On August 4, UAF Chief of Staff James Gaumond, Esq. reached out to NJIT President Joel S. Bloom, inviting NJIT to participate in the Hackathon (participation in the Hackathon is by invitation only). Bloom then reached out to Albert Dorman Honors College Dean Katia Passerini, Ph.D. and charged her with putting a team together. Due to the Hackathon’s emphasis on entrepreneurship, Passerini reached out to Bandera, and they decided to build upon the recent health care work by Honors College students in the Dominican Republic by assembling a team comprised of two of these students from the Honors College (Kaushal and Dayal) as well as two NJIT students from outside the Honors College (Cooper and Patel).

“I am sure that being in Redmond at Microsoft’s headquarters was an unforgettable experience for the students,” said Passerini. “We need to thank President Bloom for encouraging us to apply. He continues to be our greatest supporter.”

For team member Jackie Patel, who also played the role of business manager, competing with a variety of talents from across the country is what made the competition such a "motivational and invigorating experience."
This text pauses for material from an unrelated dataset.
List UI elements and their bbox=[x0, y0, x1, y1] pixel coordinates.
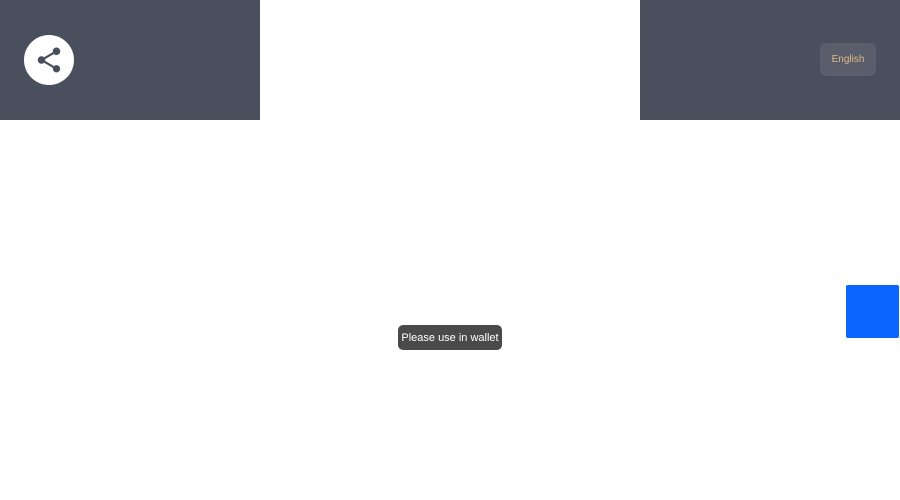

“This Hackathon was truly an amazing and inspiring experience that gave me perfect opportunity to showcase my skill set that I have acquired in the past few years here at NJIT,” she said.

About NJIT
One of the nation’s leading public technological universities, New Jersey Institute of Technology (NJIT) is a top-tier research university that prepares students to become leaders in the technology-dependent economy of the 21st century. NJIT’s multidisciplinary curriculum and computing-intensive approach to education provide technological proficiency, business acumen and leadership skills. With an enrollment of more than 10,000 graduate and undergraduate students, NJIT offers small-campus intimacy with the resources of a major public research university. NJIT is a global leader in such fields as solar research, nanotechnology, resilient design, tissue engineering, and cyber-security, in addition to others. NJIT ranks fifth among U.S. polytechnic universities in research expenditures, topping $110 million, and is among the top 1 percent of public colleges and universities in return on educational investment, according to Payscale.com.